Newschoolers’ Open Haugen 20th anniversary recap adds another event marker. It describes a field of Midwest riders including Faelen Coldwater, Sam Lobinsky, Dylan Patty, Collin Johnston and others, with representation from Duluth, Mankato, the Twin Cities, central and eastern Wisconsin, and the Upper Peninsula. The detail helps place Patee in a regional network rather than a single resort bubble. His skiing appears alongside riders who travel between Trollhaugen, Hyland, Buck Hill, Mt. Hood, small contests and video premieres. That route is less formal than a Nor-Am calendar, but it is how many modern park skiers build relevance.

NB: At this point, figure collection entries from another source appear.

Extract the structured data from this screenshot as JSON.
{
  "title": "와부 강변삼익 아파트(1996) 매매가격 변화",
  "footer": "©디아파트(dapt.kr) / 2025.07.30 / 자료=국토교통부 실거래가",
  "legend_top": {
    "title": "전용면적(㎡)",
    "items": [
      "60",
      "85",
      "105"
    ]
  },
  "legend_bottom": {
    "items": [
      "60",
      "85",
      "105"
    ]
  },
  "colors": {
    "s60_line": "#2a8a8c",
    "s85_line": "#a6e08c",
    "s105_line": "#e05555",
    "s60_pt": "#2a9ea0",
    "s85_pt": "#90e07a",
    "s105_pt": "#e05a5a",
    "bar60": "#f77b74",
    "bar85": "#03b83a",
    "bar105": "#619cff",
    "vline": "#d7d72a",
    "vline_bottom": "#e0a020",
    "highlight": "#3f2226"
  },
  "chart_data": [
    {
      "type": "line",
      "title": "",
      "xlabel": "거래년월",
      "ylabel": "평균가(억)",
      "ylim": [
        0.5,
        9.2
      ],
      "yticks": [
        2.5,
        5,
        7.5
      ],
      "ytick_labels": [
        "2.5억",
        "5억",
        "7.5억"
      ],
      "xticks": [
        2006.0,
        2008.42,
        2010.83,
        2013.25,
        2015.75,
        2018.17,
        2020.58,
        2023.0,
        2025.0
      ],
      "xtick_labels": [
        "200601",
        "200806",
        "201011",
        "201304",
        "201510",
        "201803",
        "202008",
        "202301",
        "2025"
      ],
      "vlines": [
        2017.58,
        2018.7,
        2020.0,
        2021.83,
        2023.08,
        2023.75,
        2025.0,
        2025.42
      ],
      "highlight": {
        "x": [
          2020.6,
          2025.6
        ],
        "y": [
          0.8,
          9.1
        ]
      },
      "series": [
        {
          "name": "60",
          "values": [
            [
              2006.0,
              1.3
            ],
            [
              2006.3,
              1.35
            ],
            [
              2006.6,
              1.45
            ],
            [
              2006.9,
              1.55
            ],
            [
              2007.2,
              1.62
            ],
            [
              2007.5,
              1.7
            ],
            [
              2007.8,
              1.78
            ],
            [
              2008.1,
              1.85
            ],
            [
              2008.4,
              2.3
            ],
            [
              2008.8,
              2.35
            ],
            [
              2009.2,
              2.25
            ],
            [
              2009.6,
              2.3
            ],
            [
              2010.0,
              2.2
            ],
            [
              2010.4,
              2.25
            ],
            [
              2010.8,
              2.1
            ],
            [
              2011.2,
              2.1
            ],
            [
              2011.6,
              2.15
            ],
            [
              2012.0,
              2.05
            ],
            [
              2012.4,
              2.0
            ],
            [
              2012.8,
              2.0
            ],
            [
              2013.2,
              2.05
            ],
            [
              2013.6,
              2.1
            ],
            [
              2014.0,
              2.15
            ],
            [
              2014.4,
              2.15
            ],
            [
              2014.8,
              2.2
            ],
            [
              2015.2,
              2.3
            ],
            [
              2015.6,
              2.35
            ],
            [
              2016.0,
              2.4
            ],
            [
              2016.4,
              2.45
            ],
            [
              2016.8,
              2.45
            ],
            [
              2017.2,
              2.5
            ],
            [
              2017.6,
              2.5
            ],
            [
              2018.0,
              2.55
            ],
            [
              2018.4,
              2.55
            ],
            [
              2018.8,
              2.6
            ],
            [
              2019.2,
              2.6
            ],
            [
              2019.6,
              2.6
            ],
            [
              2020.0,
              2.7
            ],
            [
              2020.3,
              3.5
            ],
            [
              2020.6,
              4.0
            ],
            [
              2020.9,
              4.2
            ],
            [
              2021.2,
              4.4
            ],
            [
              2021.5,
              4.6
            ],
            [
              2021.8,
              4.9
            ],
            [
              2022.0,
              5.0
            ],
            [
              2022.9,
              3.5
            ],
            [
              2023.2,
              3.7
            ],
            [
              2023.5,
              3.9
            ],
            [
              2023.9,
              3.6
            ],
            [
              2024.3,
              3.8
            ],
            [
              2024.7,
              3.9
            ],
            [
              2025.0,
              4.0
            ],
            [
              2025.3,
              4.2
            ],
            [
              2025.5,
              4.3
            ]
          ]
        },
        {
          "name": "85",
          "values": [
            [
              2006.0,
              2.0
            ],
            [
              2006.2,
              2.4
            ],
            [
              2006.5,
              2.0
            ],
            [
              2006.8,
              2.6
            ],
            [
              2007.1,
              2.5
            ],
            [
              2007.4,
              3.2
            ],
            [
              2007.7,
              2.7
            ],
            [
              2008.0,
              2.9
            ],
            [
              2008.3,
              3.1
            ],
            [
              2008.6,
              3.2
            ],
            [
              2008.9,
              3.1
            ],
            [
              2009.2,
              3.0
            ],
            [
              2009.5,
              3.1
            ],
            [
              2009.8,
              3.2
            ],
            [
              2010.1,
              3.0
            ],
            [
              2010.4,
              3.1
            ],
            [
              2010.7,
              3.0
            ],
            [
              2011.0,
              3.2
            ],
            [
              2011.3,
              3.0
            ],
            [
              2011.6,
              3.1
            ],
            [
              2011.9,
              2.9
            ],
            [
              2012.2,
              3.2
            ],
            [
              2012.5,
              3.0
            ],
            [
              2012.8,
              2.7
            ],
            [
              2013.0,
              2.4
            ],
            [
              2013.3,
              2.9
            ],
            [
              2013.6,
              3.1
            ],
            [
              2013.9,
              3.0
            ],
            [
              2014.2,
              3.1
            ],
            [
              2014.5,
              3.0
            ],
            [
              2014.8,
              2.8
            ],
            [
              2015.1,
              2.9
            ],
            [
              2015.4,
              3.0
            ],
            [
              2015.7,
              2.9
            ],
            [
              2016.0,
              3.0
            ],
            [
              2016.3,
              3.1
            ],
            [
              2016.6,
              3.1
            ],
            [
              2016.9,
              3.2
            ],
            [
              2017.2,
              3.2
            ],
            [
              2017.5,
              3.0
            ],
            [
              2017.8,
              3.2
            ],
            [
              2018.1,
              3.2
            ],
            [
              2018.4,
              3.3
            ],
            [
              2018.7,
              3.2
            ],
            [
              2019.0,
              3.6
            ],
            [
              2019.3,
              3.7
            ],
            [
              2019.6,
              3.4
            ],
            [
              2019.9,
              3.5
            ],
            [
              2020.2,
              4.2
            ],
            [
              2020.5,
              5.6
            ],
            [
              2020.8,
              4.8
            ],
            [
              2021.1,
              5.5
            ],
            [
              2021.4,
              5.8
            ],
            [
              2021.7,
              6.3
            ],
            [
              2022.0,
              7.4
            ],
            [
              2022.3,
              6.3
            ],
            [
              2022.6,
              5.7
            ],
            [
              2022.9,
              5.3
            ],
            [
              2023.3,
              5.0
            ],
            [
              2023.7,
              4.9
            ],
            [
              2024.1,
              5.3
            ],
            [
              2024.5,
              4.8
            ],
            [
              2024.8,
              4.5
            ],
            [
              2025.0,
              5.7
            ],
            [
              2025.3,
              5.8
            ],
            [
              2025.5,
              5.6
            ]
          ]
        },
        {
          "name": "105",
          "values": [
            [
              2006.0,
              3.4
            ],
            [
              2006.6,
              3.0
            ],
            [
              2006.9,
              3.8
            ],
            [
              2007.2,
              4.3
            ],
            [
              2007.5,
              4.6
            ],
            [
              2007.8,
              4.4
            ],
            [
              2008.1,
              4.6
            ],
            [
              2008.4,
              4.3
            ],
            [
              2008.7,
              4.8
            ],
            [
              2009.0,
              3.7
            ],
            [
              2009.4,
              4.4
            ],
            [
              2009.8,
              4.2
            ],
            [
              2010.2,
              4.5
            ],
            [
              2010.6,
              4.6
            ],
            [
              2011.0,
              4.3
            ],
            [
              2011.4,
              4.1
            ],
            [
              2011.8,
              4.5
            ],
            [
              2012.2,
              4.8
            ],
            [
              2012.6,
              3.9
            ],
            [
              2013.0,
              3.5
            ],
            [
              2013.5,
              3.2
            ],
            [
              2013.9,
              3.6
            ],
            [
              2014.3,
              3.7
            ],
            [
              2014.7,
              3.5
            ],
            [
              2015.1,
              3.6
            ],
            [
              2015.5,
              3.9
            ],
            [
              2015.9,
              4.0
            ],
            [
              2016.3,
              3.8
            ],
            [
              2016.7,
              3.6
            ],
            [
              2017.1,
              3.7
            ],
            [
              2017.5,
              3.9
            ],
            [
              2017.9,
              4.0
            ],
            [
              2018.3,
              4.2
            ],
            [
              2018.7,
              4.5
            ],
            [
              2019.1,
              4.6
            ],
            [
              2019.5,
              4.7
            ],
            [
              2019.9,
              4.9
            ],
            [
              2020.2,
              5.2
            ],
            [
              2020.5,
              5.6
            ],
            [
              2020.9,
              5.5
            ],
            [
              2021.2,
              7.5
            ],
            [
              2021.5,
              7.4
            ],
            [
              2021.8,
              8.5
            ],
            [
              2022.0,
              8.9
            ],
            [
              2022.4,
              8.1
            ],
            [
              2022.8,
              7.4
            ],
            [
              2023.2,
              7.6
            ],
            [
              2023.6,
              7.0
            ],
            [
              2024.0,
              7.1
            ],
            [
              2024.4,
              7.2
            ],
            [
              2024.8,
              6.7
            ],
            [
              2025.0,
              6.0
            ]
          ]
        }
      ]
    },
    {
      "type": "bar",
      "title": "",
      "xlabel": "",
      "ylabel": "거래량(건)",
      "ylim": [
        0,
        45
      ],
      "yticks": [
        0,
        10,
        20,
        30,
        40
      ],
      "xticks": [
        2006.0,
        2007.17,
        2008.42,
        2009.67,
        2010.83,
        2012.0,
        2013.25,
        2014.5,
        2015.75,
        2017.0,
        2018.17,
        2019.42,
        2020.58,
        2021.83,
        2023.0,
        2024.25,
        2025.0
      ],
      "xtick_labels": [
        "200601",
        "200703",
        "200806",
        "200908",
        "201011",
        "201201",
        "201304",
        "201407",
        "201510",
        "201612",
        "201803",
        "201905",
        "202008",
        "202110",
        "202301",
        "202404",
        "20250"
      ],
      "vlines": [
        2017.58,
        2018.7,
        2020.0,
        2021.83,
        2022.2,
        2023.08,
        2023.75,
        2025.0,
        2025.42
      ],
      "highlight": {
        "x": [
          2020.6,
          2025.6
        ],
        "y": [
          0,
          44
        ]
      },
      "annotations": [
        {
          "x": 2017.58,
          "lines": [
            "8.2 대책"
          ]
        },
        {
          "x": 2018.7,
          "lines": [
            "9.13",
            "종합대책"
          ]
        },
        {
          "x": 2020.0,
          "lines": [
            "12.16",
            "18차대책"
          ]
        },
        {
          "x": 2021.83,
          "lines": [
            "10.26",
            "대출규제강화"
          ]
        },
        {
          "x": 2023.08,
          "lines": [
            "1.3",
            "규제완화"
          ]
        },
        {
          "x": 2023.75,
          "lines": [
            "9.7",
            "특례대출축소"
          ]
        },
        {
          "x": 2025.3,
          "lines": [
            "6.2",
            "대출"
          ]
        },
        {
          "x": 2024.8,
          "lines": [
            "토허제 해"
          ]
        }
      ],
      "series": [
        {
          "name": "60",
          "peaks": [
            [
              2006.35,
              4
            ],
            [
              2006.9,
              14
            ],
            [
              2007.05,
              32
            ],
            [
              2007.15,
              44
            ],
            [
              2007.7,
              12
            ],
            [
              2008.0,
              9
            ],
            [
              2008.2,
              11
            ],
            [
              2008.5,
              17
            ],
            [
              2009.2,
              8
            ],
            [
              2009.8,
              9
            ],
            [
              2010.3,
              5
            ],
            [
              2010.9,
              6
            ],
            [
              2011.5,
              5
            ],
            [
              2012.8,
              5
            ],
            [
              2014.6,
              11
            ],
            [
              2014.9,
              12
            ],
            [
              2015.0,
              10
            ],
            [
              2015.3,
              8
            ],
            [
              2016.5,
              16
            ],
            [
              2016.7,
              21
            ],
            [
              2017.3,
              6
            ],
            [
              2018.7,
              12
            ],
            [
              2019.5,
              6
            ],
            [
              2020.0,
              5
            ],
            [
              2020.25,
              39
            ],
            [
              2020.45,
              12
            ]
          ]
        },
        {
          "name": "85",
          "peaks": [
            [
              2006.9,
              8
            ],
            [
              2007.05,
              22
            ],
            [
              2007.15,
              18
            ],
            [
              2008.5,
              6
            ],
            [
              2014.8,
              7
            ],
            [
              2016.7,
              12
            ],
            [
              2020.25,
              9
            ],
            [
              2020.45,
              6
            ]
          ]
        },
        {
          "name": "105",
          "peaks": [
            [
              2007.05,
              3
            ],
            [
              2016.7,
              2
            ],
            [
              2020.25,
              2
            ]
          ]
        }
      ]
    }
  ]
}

Vishnu Freeski’s public channel lists “IDK FREE HUGS - DYLAN PATEE @ TROLL,” a short centered directly on him at Trollhaugen. The same channel identity matches his public Instagram affiliation with Vishnu. For Patee, the Vishnu link makes sense stylistically. The brand’s ski culture leans toward park, street, rails, presses, experimental edits and skiers who treat small terrain as enough. His public skiing sits in that same pocket: low-speed rail control, compact transitions, nose and tail pressure, switch entries, quick grabs, sideways body movement and a willingness to let a line feel strange rather than over-polished.

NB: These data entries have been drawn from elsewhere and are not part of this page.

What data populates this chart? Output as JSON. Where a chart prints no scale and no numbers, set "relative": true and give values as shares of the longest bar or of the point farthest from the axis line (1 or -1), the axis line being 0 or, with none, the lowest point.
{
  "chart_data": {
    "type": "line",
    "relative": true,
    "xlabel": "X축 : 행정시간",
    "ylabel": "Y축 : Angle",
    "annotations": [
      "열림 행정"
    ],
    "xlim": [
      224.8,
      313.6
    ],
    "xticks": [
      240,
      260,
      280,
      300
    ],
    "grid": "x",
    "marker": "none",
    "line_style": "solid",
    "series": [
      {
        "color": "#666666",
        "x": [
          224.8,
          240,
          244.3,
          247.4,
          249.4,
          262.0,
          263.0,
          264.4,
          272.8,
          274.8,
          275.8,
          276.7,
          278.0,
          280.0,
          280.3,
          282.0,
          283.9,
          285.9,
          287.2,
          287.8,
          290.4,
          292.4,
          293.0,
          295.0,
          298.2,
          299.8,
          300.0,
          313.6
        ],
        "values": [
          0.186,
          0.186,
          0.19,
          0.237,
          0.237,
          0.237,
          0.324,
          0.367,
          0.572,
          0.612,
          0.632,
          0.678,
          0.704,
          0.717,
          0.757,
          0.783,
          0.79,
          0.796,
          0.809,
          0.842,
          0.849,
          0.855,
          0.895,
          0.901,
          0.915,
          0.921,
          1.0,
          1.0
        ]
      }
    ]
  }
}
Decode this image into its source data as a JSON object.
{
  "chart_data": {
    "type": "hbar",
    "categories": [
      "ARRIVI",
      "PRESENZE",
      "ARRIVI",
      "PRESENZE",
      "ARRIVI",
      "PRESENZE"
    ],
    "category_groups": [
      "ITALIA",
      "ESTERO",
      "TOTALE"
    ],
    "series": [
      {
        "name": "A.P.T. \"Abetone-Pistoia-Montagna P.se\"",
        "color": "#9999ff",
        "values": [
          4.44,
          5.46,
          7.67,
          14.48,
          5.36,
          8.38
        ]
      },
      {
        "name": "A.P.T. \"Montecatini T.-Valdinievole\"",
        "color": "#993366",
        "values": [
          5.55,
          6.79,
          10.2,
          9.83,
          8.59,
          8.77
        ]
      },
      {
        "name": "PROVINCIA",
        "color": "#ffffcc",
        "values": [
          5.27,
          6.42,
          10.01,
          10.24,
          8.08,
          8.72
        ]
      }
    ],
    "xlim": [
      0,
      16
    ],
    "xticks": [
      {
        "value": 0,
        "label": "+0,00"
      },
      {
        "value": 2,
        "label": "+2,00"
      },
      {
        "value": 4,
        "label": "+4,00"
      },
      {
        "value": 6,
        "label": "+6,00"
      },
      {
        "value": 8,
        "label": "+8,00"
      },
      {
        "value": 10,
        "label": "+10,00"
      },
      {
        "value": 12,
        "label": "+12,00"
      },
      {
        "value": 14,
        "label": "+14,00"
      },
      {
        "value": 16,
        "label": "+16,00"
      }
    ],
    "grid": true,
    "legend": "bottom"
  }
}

The public video trail also reaches Mt. Hood. Newschoolers lists “These Days,” a Hood 2025 edit by Number1 Suspect, with Dylan Patee in the rider order alongside Quinn Noyes, Jack Kaiser, Haaken Pearson, Oliver Dingman, Will Gee, Faelan Coldwater, Mike McGuire and Paul Flotner. Mt. Hood matters because it is the summer meeting point for many North American park skiers. Soft snow, glacier laps, camp sessions, rail builds and late-season filming give Midwest riders a different kind of stage. Patee’s presence there connects his Trollhaugen base to the broader summer park network.

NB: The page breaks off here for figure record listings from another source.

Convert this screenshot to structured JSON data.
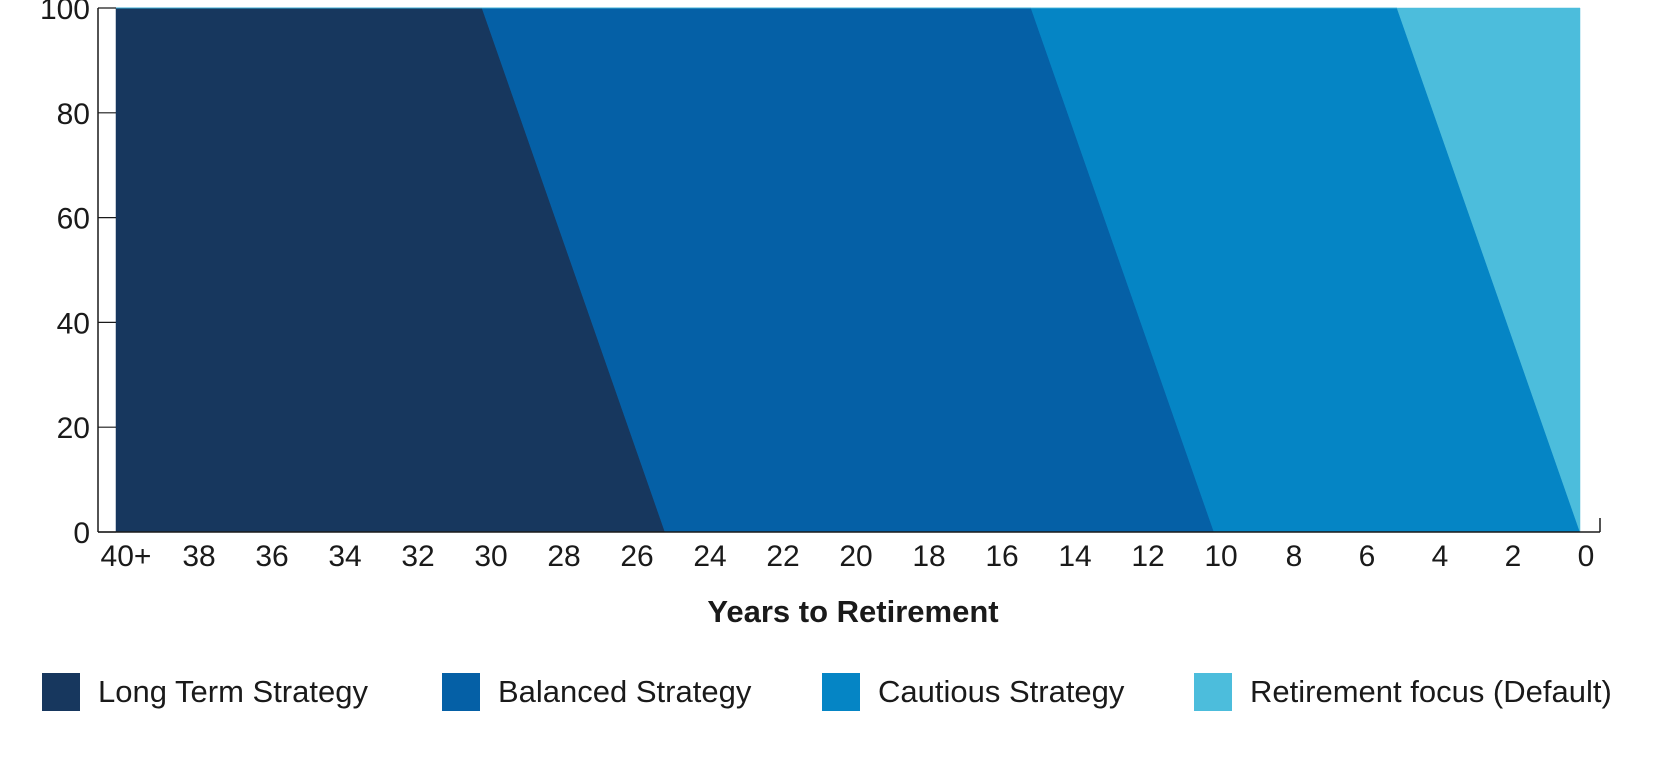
{
  "chart_data": {
    "type": "area",
    "xlabel": "Years to Retirement",
    "ylabel": "",
    "ylim": [
      0,
      100
    ],
    "xlim": [
      40,
      0
    ],
    "x_reversed": true,
    "yticks": [
      "0",
      "20",
      "40",
      "60",
      "80",
      "100"
    ],
    "xticks": [
      "40+",
      "38",
      "36",
      "34",
      "32",
      "30",
      "28",
      "26",
      "24",
      "22",
      "20",
      "18",
      "16",
      "14",
      "12",
      "10",
      "8",
      "6",
      "4",
      "2",
      "0"
    ],
    "x": [
      40,
      30,
      25,
      15,
      10,
      5,
      0
    ],
    "series": [
      {
        "name": "Long Term Strategy",
        "color": "#17375e",
        "values": [
          100,
          100,
          0,
          0,
          0,
          0,
          0
        ]
      },
      {
        "name": "Balanced Strategy",
        "color": "#0560a6",
        "values": [
          0,
          0,
          100,
          100,
          0,
          0,
          0
        ]
      },
      {
        "name": "Cautious Strategy",
        "color": "#0585c5",
        "values": [
          0,
          0,
          0,
          0,
          100,
          100,
          0
        ]
      },
      {
        "name": "Retirement focus (Default)",
        "color": "#4cbddc",
        "values": [
          0,
          0,
          0,
          0,
          0,
          0,
          100
        ]
      }
    ],
    "grid": false,
    "legend_position": "bottom"
  }
}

Dylan Patee’s verified profile remains grassroots and media-driven. There is not enough reliable public information to frame him as a major international competitor, but there is enough to define his lane clearly. He is a park skier, filmer and editor connected to ATCH CORP, Vishnu Freeski, Trollhaugen, Master Shredder, Open Haugen, Mt. Hood edits, “Vahalla Dreaming” and “Group Therapy.” His value for a ski-video archive is not a medal count. It is the documentation of a current scene where Midwest riders, small brands, tight cameras and rope-tow rail lines keep modern freeski style moving.